Ramuan kegiatan kemanusiaan yang berbalut ritual keagamaan seakan bersenyawa menyentuh sisi ruhani dua pihak sekaligus, selama setengah abad lebih. Bagi anak yatim kegiatan ini seakan-akan menjadi belaian atau usapan kasih sayang yang sehari-hari mereka rindukan. Apalagi di dalam kegiatan Yatiman, hal itu secara fisik terwujud ke dalam bentuk ritual ‘mengusap kepala anak yatim’ pada puncak acara. Bagi siapapun yang pernah terlibat dalam acara ini pasti telah merasakan betapa rangkaian kegiatan Yatiman dapat melembutkan hati dan menundukkan ego pribadi, yang bersatu-padu sejak jauh hari hingga selesainya acara. Kenyataan itu seakan tak hentinya mengingatkan kepada apa yang telah dicontohkan oleh Rasulullah serta dijelaskan dan dilakukan pula oleh para ulama penerusnya.

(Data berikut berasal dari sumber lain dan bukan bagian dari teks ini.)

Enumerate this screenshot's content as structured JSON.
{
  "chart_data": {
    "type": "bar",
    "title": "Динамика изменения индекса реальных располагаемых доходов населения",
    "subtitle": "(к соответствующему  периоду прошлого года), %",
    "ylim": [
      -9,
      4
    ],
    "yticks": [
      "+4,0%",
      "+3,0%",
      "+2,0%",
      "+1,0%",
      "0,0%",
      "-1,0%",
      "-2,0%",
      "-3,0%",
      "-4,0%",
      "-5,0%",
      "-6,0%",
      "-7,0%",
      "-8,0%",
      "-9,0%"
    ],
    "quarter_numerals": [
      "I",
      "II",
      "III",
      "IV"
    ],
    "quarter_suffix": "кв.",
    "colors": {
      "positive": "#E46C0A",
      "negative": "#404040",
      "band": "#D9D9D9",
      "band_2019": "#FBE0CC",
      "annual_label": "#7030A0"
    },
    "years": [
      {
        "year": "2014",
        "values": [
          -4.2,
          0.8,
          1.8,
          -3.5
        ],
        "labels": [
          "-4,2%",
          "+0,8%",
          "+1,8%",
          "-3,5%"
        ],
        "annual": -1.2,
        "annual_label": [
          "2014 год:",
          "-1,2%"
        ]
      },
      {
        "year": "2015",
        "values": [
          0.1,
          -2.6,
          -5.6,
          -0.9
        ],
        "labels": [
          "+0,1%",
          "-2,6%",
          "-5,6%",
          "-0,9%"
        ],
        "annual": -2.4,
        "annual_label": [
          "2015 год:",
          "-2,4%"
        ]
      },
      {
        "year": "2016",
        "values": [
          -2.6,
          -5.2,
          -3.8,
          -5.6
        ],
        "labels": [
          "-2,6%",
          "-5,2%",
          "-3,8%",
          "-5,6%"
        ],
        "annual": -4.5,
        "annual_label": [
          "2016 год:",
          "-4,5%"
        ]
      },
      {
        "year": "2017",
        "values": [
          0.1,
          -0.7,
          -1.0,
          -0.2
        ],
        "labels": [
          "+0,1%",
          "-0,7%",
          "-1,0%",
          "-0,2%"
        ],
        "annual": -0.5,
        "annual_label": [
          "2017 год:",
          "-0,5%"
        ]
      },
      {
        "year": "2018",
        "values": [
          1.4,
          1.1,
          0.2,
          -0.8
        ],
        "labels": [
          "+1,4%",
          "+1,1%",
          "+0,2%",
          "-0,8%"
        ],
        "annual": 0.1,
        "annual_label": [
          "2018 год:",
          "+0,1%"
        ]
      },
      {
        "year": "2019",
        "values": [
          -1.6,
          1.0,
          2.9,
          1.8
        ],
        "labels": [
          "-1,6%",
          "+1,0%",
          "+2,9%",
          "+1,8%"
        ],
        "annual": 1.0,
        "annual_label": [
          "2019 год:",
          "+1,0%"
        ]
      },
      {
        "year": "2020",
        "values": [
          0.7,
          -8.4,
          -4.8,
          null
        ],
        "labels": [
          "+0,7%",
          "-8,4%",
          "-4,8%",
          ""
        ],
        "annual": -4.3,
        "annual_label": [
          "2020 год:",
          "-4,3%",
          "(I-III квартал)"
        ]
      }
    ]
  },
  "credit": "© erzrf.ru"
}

Hingga tahun 2019 lalu, terhitung sudah 53 kali kegiatan Yatiman dilaksanakan tanpa pernah jeda sekali pun. Bahkan sejak tahun 1990-an mulai menginspirasi tempat-tempat lain di Ponorogo untuk menyelenggarakan kegiatan serupa dan juga beberapa kabupaten lain, seperti Magetan dan Jombang. Selain itu, sedekah yang terkumpul sepanjang tahun seakan menunjukkan bukti bahwa acara yang hanya digelar satu malam itu rupanya terus bergaung di benak para dermawan. Barangkali kegiatan ini dimulai bukan dari gagasan besar, namun karena keuletan serta dedikasi penyelenggaranya, tahun demi tahun mampu menunjukkan eksistensi dan kemanfaatan bagi masyarakat sekitar.

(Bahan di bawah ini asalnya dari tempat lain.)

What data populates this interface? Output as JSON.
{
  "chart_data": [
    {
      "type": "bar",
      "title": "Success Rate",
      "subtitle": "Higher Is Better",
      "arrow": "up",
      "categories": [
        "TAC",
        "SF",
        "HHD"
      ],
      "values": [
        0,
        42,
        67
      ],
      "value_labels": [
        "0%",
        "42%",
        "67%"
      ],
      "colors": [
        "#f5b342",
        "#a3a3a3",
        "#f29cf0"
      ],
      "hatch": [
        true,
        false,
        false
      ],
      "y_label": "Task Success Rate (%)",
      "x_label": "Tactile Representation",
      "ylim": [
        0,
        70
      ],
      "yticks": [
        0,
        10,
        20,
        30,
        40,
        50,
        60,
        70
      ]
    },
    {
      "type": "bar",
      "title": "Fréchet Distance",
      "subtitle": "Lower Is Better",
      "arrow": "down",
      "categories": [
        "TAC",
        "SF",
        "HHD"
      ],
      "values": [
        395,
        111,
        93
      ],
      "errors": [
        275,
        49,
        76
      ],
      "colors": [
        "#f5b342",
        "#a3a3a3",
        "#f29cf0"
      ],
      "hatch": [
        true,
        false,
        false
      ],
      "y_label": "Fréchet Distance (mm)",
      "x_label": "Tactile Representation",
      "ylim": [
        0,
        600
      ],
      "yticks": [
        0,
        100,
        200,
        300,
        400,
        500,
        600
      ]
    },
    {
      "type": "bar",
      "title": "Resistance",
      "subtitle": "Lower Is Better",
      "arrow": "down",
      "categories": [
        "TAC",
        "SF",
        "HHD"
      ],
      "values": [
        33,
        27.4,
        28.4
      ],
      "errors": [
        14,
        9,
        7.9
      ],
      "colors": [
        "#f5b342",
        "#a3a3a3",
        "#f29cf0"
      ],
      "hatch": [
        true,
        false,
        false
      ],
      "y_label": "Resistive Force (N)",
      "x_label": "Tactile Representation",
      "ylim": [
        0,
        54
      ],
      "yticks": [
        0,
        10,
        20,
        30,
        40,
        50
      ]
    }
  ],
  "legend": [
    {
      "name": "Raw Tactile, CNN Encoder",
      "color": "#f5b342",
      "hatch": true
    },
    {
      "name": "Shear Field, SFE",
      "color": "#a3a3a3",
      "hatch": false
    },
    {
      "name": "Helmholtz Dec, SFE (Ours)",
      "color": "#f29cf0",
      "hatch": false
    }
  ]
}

Sejak tahun 2020, kegiatan ini mengalami kendala sebab wabah covid-19 melanda sebagian besar wilayah di Indonesia, sehingga sejauh ini tidak memungkinkan penyelenggaraan yang menghadirkan kerumunan masa. Tetapi berkat keuletan para penggiatnya, panitia tetap berusaha mendistribusikan bantuan yang telah terkumpul selama rentang satu tahun, sehingga diharapkan kesinambungan silaturahim dengan anak-anak yatim bisa tetap terpelihara. Termasuk tahun ini, yang mana situasi pandemi belum berakhir, kita semua berharap sesuatu yang telah berjalan dan berdampak baik ini tidak kehilangan ruhnya, sekalipun harus mengalami banyak penyesuaian demi keselamatan bersama.

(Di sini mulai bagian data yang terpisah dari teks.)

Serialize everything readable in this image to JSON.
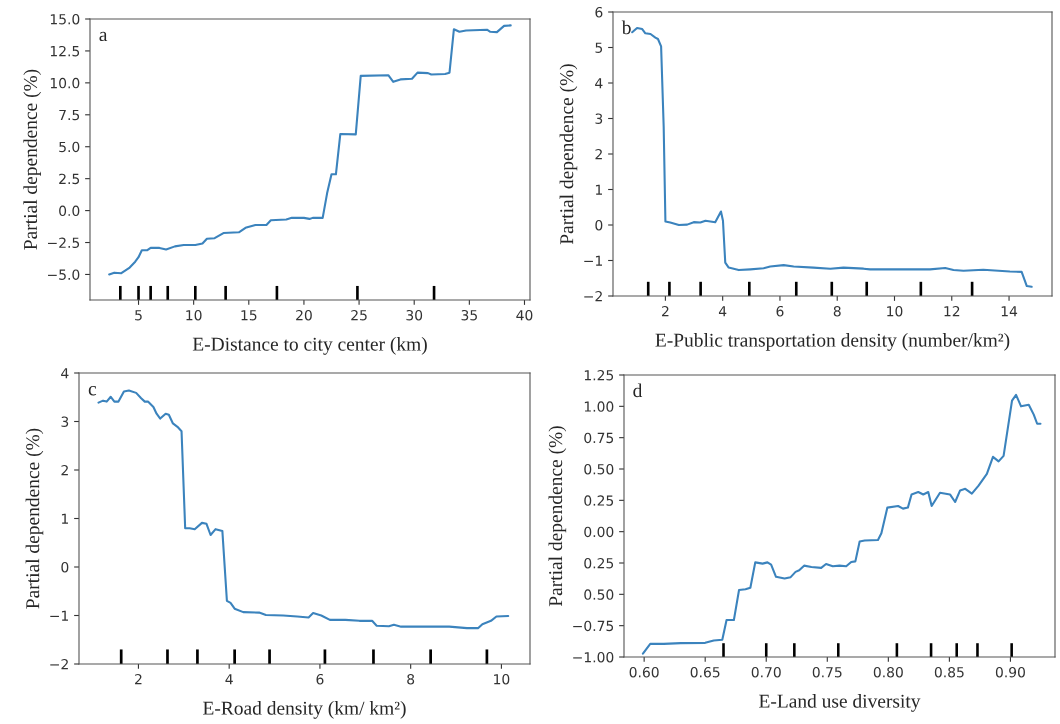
{
  "chart_data": [
    {
      "type": "line",
      "xlabel": "E-Distance to city center (km)",
      "ylabel": "Partial dependence (%)",
      "annotations": [
        "a"
      ],
      "series": [
        {
          "color": "#3b83bd",
          "x": [
            2.34,
            2.8,
            3.44,
            4.2,
            4.7,
            5.0,
            5.3,
            5.8,
            6.1,
            6.9,
            7.5,
            8.3,
            9.1,
            10.15,
            10.8,
            11.2,
            11.9,
            12.7,
            14.1,
            14.7,
            15.6,
            16.6,
            17.0,
            18.4,
            18.9,
            20.0,
            20.5,
            20.8,
            21.7,
            22.1,
            22.5,
            22.9,
            23.3,
            24.7,
            25.15,
            27.65,
            28.1,
            28.75,
            29.8,
            30.3,
            31.25,
            31.55,
            32.8,
            33.2,
            33.6,
            34.1,
            34.7,
            36.6,
            36.9,
            37.5,
            38.15,
            38.75
          ],
          "values": [
            -5.0,
            -4.86,
            -4.9,
            -4.46,
            -4.0,
            -3.65,
            -3.1,
            -3.1,
            -2.92,
            -2.92,
            -3.05,
            -2.8,
            -2.7,
            -2.7,
            -2.57,
            -2.2,
            -2.16,
            -1.76,
            -1.7,
            -1.35,
            -1.13,
            -1.13,
            -0.76,
            -0.7,
            -0.57,
            -0.57,
            -0.65,
            -0.57,
            -0.57,
            1.35,
            2.84,
            2.84,
            6.0,
            5.97,
            10.55,
            10.6,
            10.08,
            10.27,
            10.32,
            10.8,
            10.76,
            10.65,
            10.7,
            10.8,
            14.2,
            14.0,
            14.1,
            14.16,
            14.0,
            13.97,
            14.46,
            14.5
          ]
        },
        {
          "type": "bar",
          "color": "#000000",
          "x": [
            3.35,
            5.0,
            6.1,
            7.65,
            10.15,
            12.9,
            17.55,
            24.85,
            31.8
          ],
          "base": [
            -7.0,
            -7.0,
            -7.0,
            -7.0,
            -7.0,
            -7.0,
            -7.0,
            -7.0,
            -7.0
          ],
          "values": [
            1.1,
            1.1,
            1.1,
            1.1,
            1.1,
            1.1,
            1.1,
            1.1,
            1.1
          ]
        }
      ],
      "xlim": [
        0.6,
        40.5
      ],
      "ylim": [
        -7.0,
        15.0
      ],
      "xticks": [
        5,
        10,
        15,
        20,
        25,
        30,
        35,
        40
      ],
      "yticks": [
        {
          "value": -5,
          "label": "−5.0"
        },
        {
          "value": -2.5,
          "label": "−2.5"
        },
        {
          "value": 0,
          "label": "0.0"
        },
        {
          "value": 2.5,
          "label": "2.5"
        },
        {
          "value": 5,
          "label": "5.0"
        },
        {
          "value": 7.5,
          "label": "7.5"
        },
        {
          "value": 10,
          "label": "10.0"
        },
        {
          "value": 12.5,
          "label": "12.5"
        },
        {
          "value": 15,
          "label": "15.0"
        }
      ]
    },
    {
      "type": "line",
      "xlabel": "E-Public transportation density (number/km²)",
      "ylabel": "Partial dependence (%)",
      "annotations": [
        "b"
      ],
      "series": [
        {
          "color": "#3b83bd",
          "x": [
            0.84,
            1.01,
            1.19,
            1.3,
            1.48,
            1.65,
            1.74,
            1.85,
            1.94,
            2.0,
            2.17,
            2.47,
            2.76,
            2.99,
            3.22,
            3.4,
            3.74,
            3.94,
            4.01,
            4.09,
            4.21,
            4.56,
            4.97,
            5.43,
            5.66,
            6.13,
            6.48,
            7.17,
            7.76,
            8.22,
            8.92,
            9.15,
            10.08,
            11.24,
            11.77,
            12.06,
            12.41,
            13.1,
            14.03,
            14.44,
            14.62,
            14.79
          ],
          "values": [
            5.43,
            5.55,
            5.52,
            5.4,
            5.38,
            5.28,
            5.24,
            5.03,
            2.76,
            0.1,
            0.07,
            0.0,
            0.01,
            0.08,
            0.07,
            0.12,
            0.08,
            0.38,
            0.12,
            -1.06,
            -1.2,
            -1.27,
            -1.25,
            -1.22,
            -1.17,
            -1.13,
            -1.17,
            -1.2,
            -1.23,
            -1.2,
            -1.23,
            -1.25,
            -1.25,
            -1.25,
            -1.21,
            -1.27,
            -1.29,
            -1.26,
            -1.31,
            -1.32,
            -1.72,
            -1.74
          ]
        },
        {
          "type": "bar",
          "color": "#000000",
          "x": [
            1.4,
            2.14,
            3.23,
            4.93,
            6.57,
            7.81,
            9.03,
            10.92,
            12.71
          ],
          "base": [
            -2,
            -2,
            -2,
            -2,
            -2,
            -2,
            -2,
            -2,
            -2
          ],
          "values": [
            0.4,
            0.4,
            0.4,
            0.4,
            0.4,
            0.4,
            0.4,
            0.4,
            0.4
          ]
        }
      ],
      "xlim": [
        0.17,
        15.5
      ],
      "ylim": [
        -2,
        6
      ],
      "xticks": [
        2,
        4,
        6,
        8,
        10,
        12,
        14
      ],
      "yticks": [
        -2,
        -1,
        0,
        1,
        2,
        3,
        4,
        5,
        6
      ]
    },
    {
      "type": "line",
      "xlabel": "E-Road density (km/ km²)",
      "ylabel": "Partial dependence (%)",
      "annotations": [
        "c"
      ],
      "series": [
        {
          "color": "#3b83bd",
          "x": [
            1.12,
            1.22,
            1.3,
            1.39,
            1.47,
            1.56,
            1.68,
            1.79,
            1.95,
            2.06,
            2.14,
            2.21,
            2.33,
            2.4,
            2.48,
            2.6,
            2.67,
            2.76,
            2.86,
            2.95,
            3.03,
            3.13,
            3.24,
            3.4,
            3.5,
            3.59,
            3.7,
            3.85,
            3.95,
            4.03,
            4.12,
            4.31,
            4.66,
            4.81,
            5.19,
            5.5,
            5.75,
            5.85,
            6.03,
            6.22,
            6.56,
            6.87,
            7.15,
            7.25,
            7.52,
            7.63,
            7.79,
            8.47,
            8.85,
            9.24,
            9.49,
            9.58,
            9.77,
            9.89,
            10.15
          ],
          "values": [
            3.39,
            3.43,
            3.41,
            3.51,
            3.41,
            3.41,
            3.62,
            3.64,
            3.59,
            3.48,
            3.41,
            3.41,
            3.3,
            3.16,
            3.06,
            3.16,
            3.14,
            2.96,
            2.89,
            2.8,
            0.8,
            0.8,
            0.78,
            0.91,
            0.89,
            0.66,
            0.78,
            0.74,
            -0.7,
            -0.74,
            -0.86,
            -0.93,
            -0.94,
            -0.99,
            -1.0,
            -1.02,
            -1.04,
            -0.95,
            -1.0,
            -1.09,
            -1.09,
            -1.11,
            -1.11,
            -1.21,
            -1.22,
            -1.19,
            -1.23,
            -1.23,
            -1.23,
            -1.26,
            -1.26,
            -1.18,
            -1.11,
            -1.02,
            -1.01
          ]
        },
        {
          "type": "bar",
          "color": "#000000",
          "x": [
            1.62,
            2.64,
            3.3,
            4.12,
            4.89,
            6.11,
            7.18,
            8.44,
            9.68
          ],
          "base": [
            -2,
            -2,
            -2,
            -2,
            -2,
            -2,
            -2,
            -2,
            -2
          ],
          "values": [
            0.3,
            0.3,
            0.3,
            0.3,
            0.3,
            0.3,
            0.3,
            0.3,
            0.3
          ]
        }
      ],
      "xlim": [
        0.69,
        10.63
      ],
      "ylim": [
        -2,
        4
      ],
      "xticks": [
        2,
        4,
        6,
        8,
        10
      ],
      "yticks": [
        -2,
        -1,
        0,
        1,
        2,
        3,
        4
      ]
    },
    {
      "type": "line",
      "xlabel": "E-Land use diversity",
      "ylabel": "Partial dependence (%)",
      "annotations": [
        "d"
      ],
      "series": [
        {
          "color": "#3b83bd",
          "x": [
            0.599,
            0.605,
            0.616,
            0.63,
            0.65,
            0.657,
            0.664,
            0.6675,
            0.6735,
            0.6777,
            0.683,
            0.687,
            0.691,
            0.697,
            0.701,
            0.704,
            0.708,
            0.715,
            0.72,
            0.724,
            0.727,
            0.731,
            0.737,
            0.745,
            0.749,
            0.7545,
            0.76,
            0.7655,
            0.7696,
            0.773,
            0.7765,
            0.7806,
            0.7915,
            0.7943,
            0.7992,
            0.808,
            0.812,
            0.816,
            0.819,
            0.8245,
            0.8286,
            0.8327,
            0.8355,
            0.8423,
            0.8505,
            0.8547,
            0.8588,
            0.863,
            0.8684,
            0.8739,
            0.8807,
            0.8857,
            0.8903,
            0.8944,
            0.9013,
            0.9046,
            0.9087,
            0.915,
            0.9191,
            0.9219,
            0.9246
          ],
          "values": [
            -0.974,
            -0.895,
            -0.895,
            -0.889,
            -0.887,
            -0.868,
            -0.863,
            -0.705,
            -0.705,
            -0.466,
            -0.46,
            -0.447,
            -0.245,
            -0.255,
            -0.245,
            -0.263,
            -0.36,
            -0.374,
            -0.363,
            -0.321,
            -0.308,
            -0.271,
            -0.282,
            -0.289,
            -0.258,
            -0.276,
            -0.271,
            -0.276,
            -0.242,
            -0.237,
            -0.079,
            -0.071,
            -0.066,
            -0.013,
            0.192,
            0.205,
            0.184,
            0.192,
            0.297,
            0.316,
            0.297,
            0.316,
            0.205,
            0.311,
            0.297,
            0.237,
            0.329,
            0.342,
            0.303,
            0.368,
            0.461,
            0.597,
            0.561,
            0.605,
            1.045,
            1.092,
            1.0,
            1.013,
            0.934,
            0.861,
            0.861
          ]
        },
        {
          "type": "bar",
          "color": "#000000",
          "x": [
            0.665,
            0.7,
            0.723,
            0.759,
            0.807,
            0.835,
            0.856,
            0.873,
            0.901
          ],
          "base": [
            -1.0,
            -1.0,
            -1.0,
            -1.0,
            -1.0,
            -1.0,
            -1.0,
            -1.0,
            -1.0
          ],
          "values": [
            0.11,
            0.11,
            0.11,
            0.11,
            0.11,
            0.11,
            0.11,
            0.11,
            0.11
          ]
        }
      ],
      "xlim": [
        0.5835,
        0.9365
      ],
      "ylim": [
        -1.0,
        1.25
      ],
      "xticks": [
        {
          "value": 0.6,
          "label": "0.60"
        },
        {
          "value": 0.65,
          "label": "0.65"
        },
        {
          "value": 0.7,
          "label": "0.70"
        },
        {
          "value": 0.75,
          "label": "0.75"
        },
        {
          "value": 0.8,
          "label": "0.80"
        },
        {
          "value": 0.85,
          "label": "0.85"
        },
        {
          "value": 0.9,
          "label": "0.90"
        }
      ],
      "yticks": [
        {
          "value": -1.0,
          "label": "−1.00"
        },
        {
          "value": -0.75,
          "label": "−0.75"
        },
        {
          "value": -0.5,
          "label": "0.50"
        },
        {
          "value": -0.25,
          "label": "0.25"
        },
        {
          "value": 0.0,
          "label": "0.00"
        },
        {
          "value": 0.25,
          "label": "0.25"
        },
        {
          "value": 0.5,
          "label": "0.50"
        },
        {
          "value": 0.75,
          "label": "0.75"
        },
        {
          "value": 1.0,
          "label": "1.00"
        },
        {
          "value": 1.25,
          "label": "1.25"
        }
      ]
    }
  ]
}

Yatiman rupanya telah menjadi penanda bahwa rasa kemanusiaan berada di atas segalanya. Kegiatan tersebut memiliki bukti, memberikan santunan tidak hanya berkutat pada makna sedekah untuk membantu yang lemah. Akan tetapi telah melampaui pengertian ‘tangan di atas lebih baik daripada tangan di bawah.’ Karena sesungguhnya para jemaah dan simpatisan yang hadir justru lebih membutuhkan karamah dari anak-anak yatim tersebut, bukan sebaliknya. Sehingga relasi yang terjalin antara pemberi dan penerima dalam hal ini menjadi relatif, berkaitan dengan kesadaran transedental yang melatarbelakanginya. Untuk itu mari kita sama-sama menghadirkan hari raya untuk anak-anak yatim di sekitar lingkungan kita. ***
-Penulis Kelahiran Ponorogo, saat ini bergiat di Sanggar Pamongan Karanganyar, selain juga terlibat di beberapa komunitas seni, budaya, dan pendidikan, termasuk Komunitas Kamar Kata.